Thursday, October 22, 2009

Closer and Closer, Longer and Longer

In two months and three weeks I will be in Bangalore! I actually sent in my reservation form for my flight to Bangalore last week (and I assume they received it). My first payment is due on November 1st. It is really happening! Everyday brings be closer and closer to arrival, which I will now refer to as B-Day. I've also noticed that every day my To Do list grows longer and longer. Every couple of hours I remember something that I have to do or have to buy. Instead of doing it, I often just write in down and freak out the next day when I realize that it still needs to be done (not a very efficient system, I know). At least I finally found a job, so now I have money for everything.
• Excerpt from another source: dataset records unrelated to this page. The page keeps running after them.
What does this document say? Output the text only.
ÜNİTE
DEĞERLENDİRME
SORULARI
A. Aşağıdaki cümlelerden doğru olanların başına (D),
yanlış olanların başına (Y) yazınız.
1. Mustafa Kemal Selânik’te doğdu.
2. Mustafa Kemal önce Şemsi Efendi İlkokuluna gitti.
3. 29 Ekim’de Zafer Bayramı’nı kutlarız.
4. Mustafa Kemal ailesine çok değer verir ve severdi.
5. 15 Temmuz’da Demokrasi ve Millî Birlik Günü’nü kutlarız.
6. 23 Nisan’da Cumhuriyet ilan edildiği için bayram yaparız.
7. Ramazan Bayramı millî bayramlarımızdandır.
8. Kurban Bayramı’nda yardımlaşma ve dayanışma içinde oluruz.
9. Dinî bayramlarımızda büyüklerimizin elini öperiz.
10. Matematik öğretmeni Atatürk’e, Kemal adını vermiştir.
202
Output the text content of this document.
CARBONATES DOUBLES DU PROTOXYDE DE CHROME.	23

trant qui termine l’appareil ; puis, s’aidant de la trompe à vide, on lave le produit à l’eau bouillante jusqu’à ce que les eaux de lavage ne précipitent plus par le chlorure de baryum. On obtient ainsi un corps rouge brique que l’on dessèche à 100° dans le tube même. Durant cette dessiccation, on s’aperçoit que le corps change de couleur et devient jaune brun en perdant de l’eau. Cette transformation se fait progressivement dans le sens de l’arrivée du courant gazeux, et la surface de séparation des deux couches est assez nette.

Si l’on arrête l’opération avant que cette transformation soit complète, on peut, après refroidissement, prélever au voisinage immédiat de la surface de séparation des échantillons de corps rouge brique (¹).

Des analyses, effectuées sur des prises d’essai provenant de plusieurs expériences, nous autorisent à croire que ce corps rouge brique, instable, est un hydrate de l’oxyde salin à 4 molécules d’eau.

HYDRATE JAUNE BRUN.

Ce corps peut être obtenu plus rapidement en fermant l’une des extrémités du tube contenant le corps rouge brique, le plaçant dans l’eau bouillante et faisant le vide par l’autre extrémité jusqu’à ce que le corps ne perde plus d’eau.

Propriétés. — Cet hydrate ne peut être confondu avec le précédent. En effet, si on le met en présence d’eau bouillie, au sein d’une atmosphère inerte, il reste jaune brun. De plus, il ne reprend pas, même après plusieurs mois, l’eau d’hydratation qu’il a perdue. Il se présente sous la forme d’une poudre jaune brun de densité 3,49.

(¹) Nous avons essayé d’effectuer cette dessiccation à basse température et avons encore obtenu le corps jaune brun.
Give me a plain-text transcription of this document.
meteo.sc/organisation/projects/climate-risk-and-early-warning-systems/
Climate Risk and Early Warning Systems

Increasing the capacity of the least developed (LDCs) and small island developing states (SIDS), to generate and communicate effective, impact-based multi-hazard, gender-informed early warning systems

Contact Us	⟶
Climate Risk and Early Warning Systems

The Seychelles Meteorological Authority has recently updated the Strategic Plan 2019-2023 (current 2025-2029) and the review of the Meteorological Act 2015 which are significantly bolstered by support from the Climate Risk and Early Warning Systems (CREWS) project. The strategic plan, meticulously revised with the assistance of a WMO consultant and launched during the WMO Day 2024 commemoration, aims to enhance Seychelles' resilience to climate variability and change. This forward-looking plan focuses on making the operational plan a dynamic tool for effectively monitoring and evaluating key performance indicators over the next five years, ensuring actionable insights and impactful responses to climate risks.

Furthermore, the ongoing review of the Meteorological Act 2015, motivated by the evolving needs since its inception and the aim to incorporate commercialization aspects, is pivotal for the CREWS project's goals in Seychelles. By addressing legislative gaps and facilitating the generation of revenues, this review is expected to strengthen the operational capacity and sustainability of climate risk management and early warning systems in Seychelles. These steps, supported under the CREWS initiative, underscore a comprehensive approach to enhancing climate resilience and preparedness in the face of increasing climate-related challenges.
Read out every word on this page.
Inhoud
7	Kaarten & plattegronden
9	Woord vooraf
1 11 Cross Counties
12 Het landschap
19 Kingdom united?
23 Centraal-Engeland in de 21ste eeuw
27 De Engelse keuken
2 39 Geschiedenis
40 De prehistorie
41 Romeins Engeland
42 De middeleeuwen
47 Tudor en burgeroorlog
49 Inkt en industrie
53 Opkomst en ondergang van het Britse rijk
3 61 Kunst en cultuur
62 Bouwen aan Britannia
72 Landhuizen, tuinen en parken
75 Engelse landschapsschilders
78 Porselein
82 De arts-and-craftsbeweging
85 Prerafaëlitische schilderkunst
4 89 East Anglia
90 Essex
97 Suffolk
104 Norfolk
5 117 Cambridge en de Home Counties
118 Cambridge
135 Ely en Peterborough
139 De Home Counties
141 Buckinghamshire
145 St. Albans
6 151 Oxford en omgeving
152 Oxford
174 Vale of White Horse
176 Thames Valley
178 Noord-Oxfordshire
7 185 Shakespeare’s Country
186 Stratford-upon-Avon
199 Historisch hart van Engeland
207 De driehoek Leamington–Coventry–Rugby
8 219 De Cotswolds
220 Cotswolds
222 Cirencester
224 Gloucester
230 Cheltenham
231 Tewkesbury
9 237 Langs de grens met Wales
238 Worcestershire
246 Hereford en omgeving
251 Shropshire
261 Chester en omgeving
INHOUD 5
I have to send in my visa application soon, which makes me very nervous. I wish the Indian embassy was in Spokane so I could apply in person. Why anyone would put an embassy in Spokane is beyond me; I just don't like sending important documents in the mail. My luck isn't great and that just feels like I'm taunting fate. "Hey Fate, I dare you to lose my passport, personal information, and birth certificate in the mail!" I'm sure it will be fine. I need to trust the people at UPS/FedEx/the Post Office.

As B-Day moves closer and my list grows longer, I'll have so much more to say. Until then, bon voyage!!

Thursday, October 8, 2009

Holy Crap!!

In exactly three months and 12 hours I will be in the San Francisco airport waiting to board my plane to India. Mon Dieu!!

My feelings about going to India have become much more complex. When I talk with people about my trip, I get excited and can't wait to leave. But when I'm alone in my room and think about the fact that I am actually leaving and all the stuff I need to do before January 9th I start to freak out. Then, when my thoughts lead to money, I go into a full-blown panic attack. I start wondering if this is really a good idea. I know it will be a wonderful experience but I can't help but think that I can't do it. I'm the type of person who has terrible buyer's remorse. Before and immediately after any big purchase or big decision I start having second thoughts. I wonder if I made the right decision. I'm almost always happy with my choice, but there is always some initial hesitation.

As the days count down there will be more to say and more posts (finally). Until then, bon voyage.